Sartisky's anger masked a certain level of fear. His organization, an affiliate of the National Endowment of the Humanities, counts on the quarterly publication to keep its mission as the statewide cultural agency of Louisiana in front of donors. And even before Katrina hit, the $1.7 million it was scheduled to receive from state and federal organizations had been slashed by $200,000. After the storm, the LEH lost an additional $300,000.

While the magazine itself is not mailed with fundraising solicitations, it's the primary tool the organization, which funds documentary films, graduate seminars, museum exhibits and historical conferences that center on Louisiana, as well as broader-based national literacy and social studies programs. And one of its two annual fundraising efforts was scheduled to follow the issue.

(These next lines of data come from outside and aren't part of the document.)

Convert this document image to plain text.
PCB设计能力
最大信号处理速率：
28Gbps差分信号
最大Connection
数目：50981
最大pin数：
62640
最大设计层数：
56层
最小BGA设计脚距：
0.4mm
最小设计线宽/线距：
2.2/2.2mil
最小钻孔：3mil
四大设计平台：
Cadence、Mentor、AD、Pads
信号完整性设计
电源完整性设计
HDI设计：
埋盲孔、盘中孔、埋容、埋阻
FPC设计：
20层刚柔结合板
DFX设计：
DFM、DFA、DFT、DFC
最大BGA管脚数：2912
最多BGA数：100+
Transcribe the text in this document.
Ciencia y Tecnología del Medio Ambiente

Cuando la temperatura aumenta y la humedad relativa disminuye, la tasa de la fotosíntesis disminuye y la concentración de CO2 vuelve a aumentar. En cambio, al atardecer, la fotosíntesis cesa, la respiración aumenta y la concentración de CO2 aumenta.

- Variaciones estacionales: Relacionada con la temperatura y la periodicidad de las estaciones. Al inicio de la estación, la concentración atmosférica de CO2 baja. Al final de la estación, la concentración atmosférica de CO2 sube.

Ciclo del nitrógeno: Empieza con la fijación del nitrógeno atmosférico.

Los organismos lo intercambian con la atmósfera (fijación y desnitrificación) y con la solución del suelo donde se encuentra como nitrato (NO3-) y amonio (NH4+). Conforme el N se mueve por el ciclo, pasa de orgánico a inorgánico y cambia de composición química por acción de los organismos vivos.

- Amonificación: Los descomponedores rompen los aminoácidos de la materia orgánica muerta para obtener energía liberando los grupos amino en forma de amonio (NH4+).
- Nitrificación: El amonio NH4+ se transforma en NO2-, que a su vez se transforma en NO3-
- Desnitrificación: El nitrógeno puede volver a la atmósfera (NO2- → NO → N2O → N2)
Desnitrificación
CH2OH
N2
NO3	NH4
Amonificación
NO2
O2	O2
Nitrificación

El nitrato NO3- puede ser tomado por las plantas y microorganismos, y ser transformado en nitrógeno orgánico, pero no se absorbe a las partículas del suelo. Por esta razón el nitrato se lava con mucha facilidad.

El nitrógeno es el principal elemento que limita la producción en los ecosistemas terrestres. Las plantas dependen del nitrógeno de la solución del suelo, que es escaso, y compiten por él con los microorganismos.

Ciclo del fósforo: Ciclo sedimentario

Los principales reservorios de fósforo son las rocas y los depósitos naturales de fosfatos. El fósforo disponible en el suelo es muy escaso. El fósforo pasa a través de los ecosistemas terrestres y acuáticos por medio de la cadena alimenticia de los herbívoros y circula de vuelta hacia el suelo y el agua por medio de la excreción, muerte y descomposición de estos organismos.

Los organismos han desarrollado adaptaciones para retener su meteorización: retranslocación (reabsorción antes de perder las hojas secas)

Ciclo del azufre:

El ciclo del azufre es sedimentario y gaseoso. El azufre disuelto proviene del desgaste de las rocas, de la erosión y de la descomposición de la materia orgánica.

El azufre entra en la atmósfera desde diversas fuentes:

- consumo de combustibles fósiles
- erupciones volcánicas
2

The LEH collected the 1,500 copies the Houston mail drop had refused, bought 1,500 oversized envelopes and sent each magazine first class. “It cost us literally 10 times the price,” Sartisky says. Typically, the nonprofit pays about 29 cents for every 96-page issue it mails. The repackaged magazines cost the organization more than $3 each to ship.

“Going first class” proved to be a wise investment, as did the subsequent fundraising effort, which went — first class as well — to 2,200 donors who'd given at least $35, the minimum for LEH membership. (The magazine is available to non-members for $16 for four issues.)

Despite significant disruptions in first class delivery in New Orleans — “We're routinely getting mail two and three weeks late,” Sartisky says — the effort has pulled in $83,000, well above the $35,000 such solicitations normally generate. And that's without knowing how many donations simply haven't — and may never — be delivered.

In fact, response has been so good that the LEH has doubled its fundraising goal for 2006 to $230,000, up from the $115,000 it had forecast. Its spring mailing was scheduled to go out last month.

“Between damage to the economy and competing needs, we thought the competition would be fierce, but let's give some credit to the human heart,” Sartisky says. “Part of what makes us different is that three days after Katrina hit we were doing family literacy programs in the evacuee centers.”